Vega accepts credit. Yet, he is mindful that of the balance between the extroversion running for office entails and the humility of working in a collective.
“Am I an expert on all of them? No. But there’s, you know, a few pieces of what my fingerprints are on, all of our fingerprints on pieces,” he said. “And that’s the humbling part.”
Vega has not shut the door on running for office again, but not any time soon. His new gig at Holyoke’s economic development office beckons in a few weeks.

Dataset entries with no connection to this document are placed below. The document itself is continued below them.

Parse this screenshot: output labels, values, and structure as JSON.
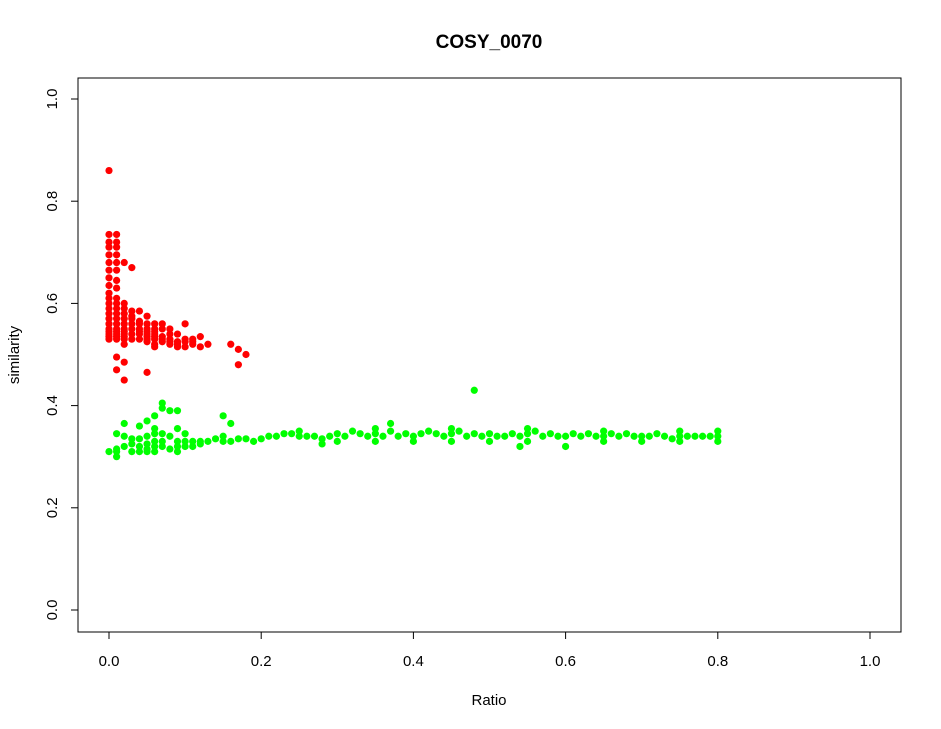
{
  "chart_data": {
    "type": "scatter",
    "title": "COSY_0070",
    "xlabel": "Ratio",
    "ylabel": "similarity",
    "xlim": [
      0.0,
      1.0
    ],
    "ylim": [
      0.0,
      1.0
    ],
    "xticks": [
      "0.0",
      "0.2",
      "0.4",
      "0.6",
      "0.8",
      "1.0"
    ],
    "yticks": [
      "0.0",
      "0.2",
      "0.4",
      "0.6",
      "0.8",
      "1.0"
    ],
    "grid": false,
    "legend": "none",
    "series": [
      {
        "color": "#ff0000",
        "points": [
          [
            0.0,
            0.86
          ],
          [
            0.0,
            0.735
          ],
          [
            0.01,
            0.735
          ],
          [
            0.0,
            0.72
          ],
          [
            0.01,
            0.72
          ],
          [
            0.0,
            0.71
          ],
          [
            0.01,
            0.71
          ],
          [
            0.0,
            0.695
          ],
          [
            0.01,
            0.695
          ],
          [
            0.0,
            0.68
          ],
          [
            0.01,
            0.68
          ],
          [
            0.02,
            0.68
          ],
          [
            0.03,
            0.67
          ],
          [
            0.0,
            0.665
          ],
          [
            0.01,
            0.665
          ],
          [
            0.0,
            0.65
          ],
          [
            0.01,
            0.645
          ],
          [
            0.0,
            0.635
          ],
          [
            0.01,
            0.63
          ],
          [
            0.0,
            0.62
          ],
          [
            0.0,
            0.61
          ],
          [
            0.01,
            0.61
          ],
          [
            0.0,
            0.6
          ],
          [
            0.01,
            0.6
          ],
          [
            0.02,
            0.6
          ],
          [
            0.0,
            0.59
          ],
          [
            0.01,
            0.59
          ],
          [
            0.02,
            0.59
          ],
          [
            0.03,
            0.585
          ],
          [
            0.04,
            0.585
          ],
          [
            0.0,
            0.58
          ],
          [
            0.01,
            0.58
          ],
          [
            0.02,
            0.58
          ],
          [
            0.03,
            0.575
          ],
          [
            0.05,
            0.575
          ],
          [
            0.0,
            0.57
          ],
          [
            0.01,
            0.57
          ],
          [
            0.02,
            0.57
          ],
          [
            0.03,
            0.57
          ],
          [
            0.04,
            0.565
          ],
          [
            0.0,
            0.56
          ],
          [
            0.01,
            0.56
          ],
          [
            0.02,
            0.56
          ],
          [
            0.03,
            0.56
          ],
          [
            0.04,
            0.56
          ],
          [
            0.05,
            0.56
          ],
          [
            0.06,
            0.56
          ],
          [
            0.07,
            0.56
          ],
          [
            0.1,
            0.56
          ],
          [
            0.0,
            0.55
          ],
          [
            0.01,
            0.55
          ],
          [
            0.02,
            0.55
          ],
          [
            0.03,
            0.55
          ],
          [
            0.04,
            0.55
          ],
          [
            0.05,
            0.55
          ],
          [
            0.06,
            0.55
          ],
          [
            0.07,
            0.55
          ],
          [
            0.08,
            0.55
          ],
          [
            0.0,
            0.545
          ],
          [
            0.01,
            0.545
          ],
          [
            0.02,
            0.545
          ],
          [
            0.04,
            0.545
          ],
          [
            0.05,
            0.545
          ],
          [
            0.06,
            0.545
          ],
          [
            0.0,
            0.54
          ],
          [
            0.01,
            0.54
          ],
          [
            0.02,
            0.54
          ],
          [
            0.03,
            0.54
          ],
          [
            0.04,
            0.54
          ],
          [
            0.05,
            0.54
          ],
          [
            0.06,
            0.54
          ],
          [
            0.08,
            0.54
          ],
          [
            0.09,
            0.54
          ],
          [
            0.0,
            0.535
          ],
          [
            0.01,
            0.535
          ],
          [
            0.02,
            0.535
          ],
          [
            0.05,
            0.535
          ],
          [
            0.06,
            0.535
          ],
          [
            0.07,
            0.535
          ],
          [
            0.0,
            0.53
          ],
          [
            0.01,
            0.53
          ],
          [
            0.02,
            0.53
          ],
          [
            0.03,
            0.53
          ],
          [
            0.04,
            0.53
          ],
          [
            0.05,
            0.53
          ],
          [
            0.06,
            0.53
          ],
          [
            0.07,
            0.53
          ],
          [
            0.08,
            0.53
          ],
          [
            0.1,
            0.53
          ],
          [
            0.11,
            0.53
          ],
          [
            0.12,
            0.535
          ],
          [
            0.05,
            0.525
          ],
          [
            0.07,
            0.525
          ],
          [
            0.08,
            0.525
          ],
          [
            0.09,
            0.525
          ],
          [
            0.1,
            0.525
          ],
          [
            0.11,
            0.525
          ],
          [
            0.02,
            0.52
          ],
          [
            0.06,
            0.52
          ],
          [
            0.08,
            0.52
          ],
          [
            0.09,
            0.52
          ],
          [
            0.11,
            0.52
          ],
          [
            0.13,
            0.52
          ],
          [
            0.16,
            0.52
          ],
          [
            0.06,
            0.515
          ],
          [
            0.09,
            0.515
          ],
          [
            0.1,
            0.515
          ],
          [
            0.12,
            0.515
          ],
          [
            0.17,
            0.51
          ],
          [
            0.18,
            0.5
          ],
          [
            0.01,
            0.495
          ],
          [
            0.02,
            0.485
          ],
          [
            0.17,
            0.48
          ],
          [
            0.01,
            0.47
          ],
          [
            0.05,
            0.465
          ],
          [
            0.02,
            0.45
          ]
        ]
      },
      {
        "color": "#00ff00",
        "points": [
          [
            0.48,
            0.43
          ],
          [
            0.07,
            0.405
          ],
          [
            0.07,
            0.395
          ],
          [
            0.08,
            0.39
          ],
          [
            0.09,
            0.39
          ],
          [
            0.06,
            0.38
          ],
          [
            0.15,
            0.38
          ],
          [
            0.05,
            0.37
          ],
          [
            0.02,
            0.365
          ],
          [
            0.16,
            0.365
          ],
          [
            0.37,
            0.365
          ],
          [
            0.04,
            0.36
          ],
          [
            0.06,
            0.355
          ],
          [
            0.09,
            0.355
          ],
          [
            0.01,
            0.345
          ],
          [
            0.02,
            0.34
          ],
          [
            0.03,
            0.335
          ],
          [
            0.04,
            0.335
          ],
          [
            0.05,
            0.34
          ],
          [
            0.06,
            0.345
          ],
          [
            0.07,
            0.345
          ],
          [
            0.08,
            0.34
          ],
          [
            0.1,
            0.345
          ],
          [
            0.03,
            0.325
          ],
          [
            0.05,
            0.325
          ],
          [
            0.06,
            0.33
          ],
          [
            0.07,
            0.33
          ],
          [
            0.09,
            0.33
          ],
          [
            0.1,
            0.33
          ],
          [
            0.11,
            0.33
          ],
          [
            0.12,
            0.33
          ],
          [
            0.13,
            0.33
          ],
          [
            0.01,
            0.315
          ],
          [
            0.02,
            0.32
          ],
          [
            0.04,
            0.32
          ],
          [
            0.05,
            0.315
          ],
          [
            0.06,
            0.32
          ],
          [
            0.07,
            0.32
          ],
          [
            0.08,
            0.315
          ],
          [
            0.09,
            0.32
          ],
          [
            0.1,
            0.32
          ],
          [
            0.11,
            0.32
          ],
          [
            0.12,
            0.325
          ],
          [
            0.0,
            0.31
          ],
          [
            0.01,
            0.31
          ],
          [
            0.03,
            0.31
          ],
          [
            0.04,
            0.31
          ],
          [
            0.05,
            0.31
          ],
          [
            0.06,
            0.31
          ],
          [
            0.09,
            0.31
          ],
          [
            0.01,
            0.3
          ],
          [
            0.14,
            0.335
          ],
          [
            0.15,
            0.34
          ],
          [
            0.15,
            0.33
          ],
          [
            0.16,
            0.33
          ],
          [
            0.17,
            0.335
          ],
          [
            0.18,
            0.335
          ],
          [
            0.19,
            0.33
          ],
          [
            0.2,
            0.335
          ],
          [
            0.21,
            0.34
          ],
          [
            0.22,
            0.34
          ],
          [
            0.23,
            0.345
          ],
          [
            0.24,
            0.345
          ],
          [
            0.25,
            0.34
          ],
          [
            0.26,
            0.34
          ],
          [
            0.27,
            0.34
          ],
          [
            0.28,
            0.335
          ],
          [
            0.28,
            0.325
          ],
          [
            0.29,
            0.34
          ],
          [
            0.3,
            0.345
          ],
          [
            0.31,
            0.34
          ],
          [
            0.32,
            0.35
          ],
          [
            0.33,
            0.345
          ],
          [
            0.34,
            0.34
          ],
          [
            0.35,
            0.345
          ],
          [
            0.36,
            0.34
          ],
          [
            0.37,
            0.35
          ],
          [
            0.38,
            0.34
          ],
          [
            0.39,
            0.345
          ],
          [
            0.4,
            0.34
          ],
          [
            0.41,
            0.345
          ],
          [
            0.42,
            0.35
          ],
          [
            0.43,
            0.345
          ],
          [
            0.44,
            0.34
          ],
          [
            0.45,
            0.345
          ],
          [
            0.46,
            0.35
          ],
          [
            0.47,
            0.34
          ],
          [
            0.48,
            0.345
          ],
          [
            0.49,
            0.34
          ],
          [
            0.5,
            0.345
          ],
          [
            0.51,
            0.34
          ],
          [
            0.52,
            0.34
          ],
          [
            0.53,
            0.345
          ],
          [
            0.54,
            0.34
          ],
          [
            0.54,
            0.32
          ],
          [
            0.55,
            0.345
          ],
          [
            0.56,
            0.35
          ],
          [
            0.57,
            0.34
          ],
          [
            0.58,
            0.345
          ],
          [
            0.59,
            0.34
          ],
          [
            0.6,
            0.34
          ],
          [
            0.6,
            0.32
          ],
          [
            0.61,
            0.345
          ],
          [
            0.62,
            0.34
          ],
          [
            0.63,
            0.345
          ],
          [
            0.64,
            0.34
          ],
          [
            0.65,
            0.34
          ],
          [
            0.66,
            0.345
          ],
          [
            0.67,
            0.34
          ],
          [
            0.68,
            0.345
          ],
          [
            0.69,
            0.34
          ],
          [
            0.7,
            0.34
          ],
          [
            0.71,
            0.34
          ],
          [
            0.72,
            0.345
          ],
          [
            0.73,
            0.34
          ],
          [
            0.74,
            0.335
          ],
          [
            0.75,
            0.34
          ],
          [
            0.76,
            0.34
          ],
          [
            0.77,
            0.34
          ],
          [
            0.78,
            0.34
          ],
          [
            0.79,
            0.34
          ],
          [
            0.8,
            0.34
          ],
          [
            0.3,
            0.33
          ],
          [
            0.35,
            0.33
          ],
          [
            0.4,
            0.33
          ],
          [
            0.45,
            0.33
          ],
          [
            0.5,
            0.33
          ],
          [
            0.55,
            0.33
          ],
          [
            0.65,
            0.33
          ],
          [
            0.7,
            0.33
          ],
          [
            0.75,
            0.33
          ],
          [
            0.8,
            0.33
          ],
          [
            0.25,
            0.35
          ],
          [
            0.35,
            0.355
          ],
          [
            0.45,
            0.355
          ],
          [
            0.55,
            0.355
          ],
          [
            0.65,
            0.35
          ],
          [
            0.75,
            0.35
          ],
          [
            0.8,
            0.35
          ]
        ]
      }
    ]
  }
}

In his appointment announcement, Mayor Morse feted Vega’s tenure on the City Council Development committee and partnership with the city while on Beacon Hill.
“I’m excited to welcome Aaron to City Hall in this new capacity. Aaron steps into this role at a critical time for our city, and I can’t think of anyone more prepared and ready to continue the work before us,” Morse said in his November statement.
With Morse retiring, a new mayor may not retain Vega, but he is not thinking that far ahead right now. Indeed, when he decided against reelection last year, he had no job lined up.
“This next position I’m really excited about. I have no idea what the future brings,” Vega said.
Beacon Hill allies will miss him even if some will still be working with him.
Velis, who bonded with Vega during a trip to Israel a few years ago, now represents Holyoke in Senate. Grateful for Vega’s help studying up on Holyoke issues, he said the change will be Beacon Hill’s loss, but they will still be working together.
“He’s staying in the business in Holyoke,” Velis said.
Vargas, a bit more wistfully, noted the positive attitude Vega brought to business on Beacon Hill, a place that is no stranger to the negative.
“People should know he’s just a good dude trying to do good things,” Vargas said.